Atlan0001, we agree that it is better to get the private sector to develop the necessary infrastructure for developments in space. If SpaceX does succeed in its plan to "colonize" the Moon and Mars, it will provide the means to do whatever scientific or military tasks are desired.

We are at the point where the plans for SLS look redundant and superfluous to the plans for StarShip, but only IF Starship actually succeeds in its stated objectives.

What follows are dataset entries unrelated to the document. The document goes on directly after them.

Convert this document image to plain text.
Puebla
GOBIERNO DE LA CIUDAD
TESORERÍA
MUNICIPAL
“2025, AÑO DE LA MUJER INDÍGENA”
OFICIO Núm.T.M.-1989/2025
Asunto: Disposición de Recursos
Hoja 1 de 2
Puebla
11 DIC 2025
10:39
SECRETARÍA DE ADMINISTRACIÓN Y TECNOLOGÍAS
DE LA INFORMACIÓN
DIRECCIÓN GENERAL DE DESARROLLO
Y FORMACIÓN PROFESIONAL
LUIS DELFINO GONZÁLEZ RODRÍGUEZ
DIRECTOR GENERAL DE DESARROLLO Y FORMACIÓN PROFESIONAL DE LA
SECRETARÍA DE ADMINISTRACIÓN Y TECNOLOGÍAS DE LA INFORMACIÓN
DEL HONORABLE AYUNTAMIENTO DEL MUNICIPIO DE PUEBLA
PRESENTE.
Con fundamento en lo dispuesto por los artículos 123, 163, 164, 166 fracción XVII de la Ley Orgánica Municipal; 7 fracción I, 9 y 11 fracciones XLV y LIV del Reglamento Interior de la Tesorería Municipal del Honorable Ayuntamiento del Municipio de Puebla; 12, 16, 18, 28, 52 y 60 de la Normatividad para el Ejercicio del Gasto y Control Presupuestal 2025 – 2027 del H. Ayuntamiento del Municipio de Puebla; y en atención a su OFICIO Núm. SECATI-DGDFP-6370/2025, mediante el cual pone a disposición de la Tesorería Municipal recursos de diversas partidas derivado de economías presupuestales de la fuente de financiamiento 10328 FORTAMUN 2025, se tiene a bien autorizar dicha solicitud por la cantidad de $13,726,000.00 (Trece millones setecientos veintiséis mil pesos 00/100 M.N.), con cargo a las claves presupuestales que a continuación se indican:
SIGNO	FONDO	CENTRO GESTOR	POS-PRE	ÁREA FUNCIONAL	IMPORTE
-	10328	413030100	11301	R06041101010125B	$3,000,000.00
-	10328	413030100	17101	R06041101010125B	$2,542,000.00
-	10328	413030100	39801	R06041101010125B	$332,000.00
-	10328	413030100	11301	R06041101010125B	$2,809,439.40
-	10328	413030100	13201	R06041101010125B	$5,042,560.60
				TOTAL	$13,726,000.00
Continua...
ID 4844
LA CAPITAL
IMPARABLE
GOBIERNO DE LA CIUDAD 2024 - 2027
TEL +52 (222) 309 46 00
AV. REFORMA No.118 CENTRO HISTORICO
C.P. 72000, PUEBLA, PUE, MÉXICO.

If/when confidence is gained in StarShip capabilities by actual demonstration, I expect SLS to be cancelled. But, not at the confidence level we can have today.
 
Atlan0001, we agree that it is better to get the private sector to develop the necessary infrastructure for developments in space. If SpaceX does succeed in its plan to "colonize" the Moon and Mars, it will provide the means to do whatever scientific or military tasks are desired.

We are at the point where the plans for SLS look redundant and superfluous to the plans for StarShip, but only IF Starship actually succeeds in its stated objectives.

If/when confidence is gained in StarShip capabilities by actual demonstration, I expect SLS to be cancelled. But, not at the confidence level we can have today.
I would say not. Starship needs redundancy in a growing and evolving competition of vehicles and transport firms (a growing list of competitors) and not only from other nations such as China. Competition and competitors mean a growth in opening . . . an accelerating (widening and deepening) expansionism.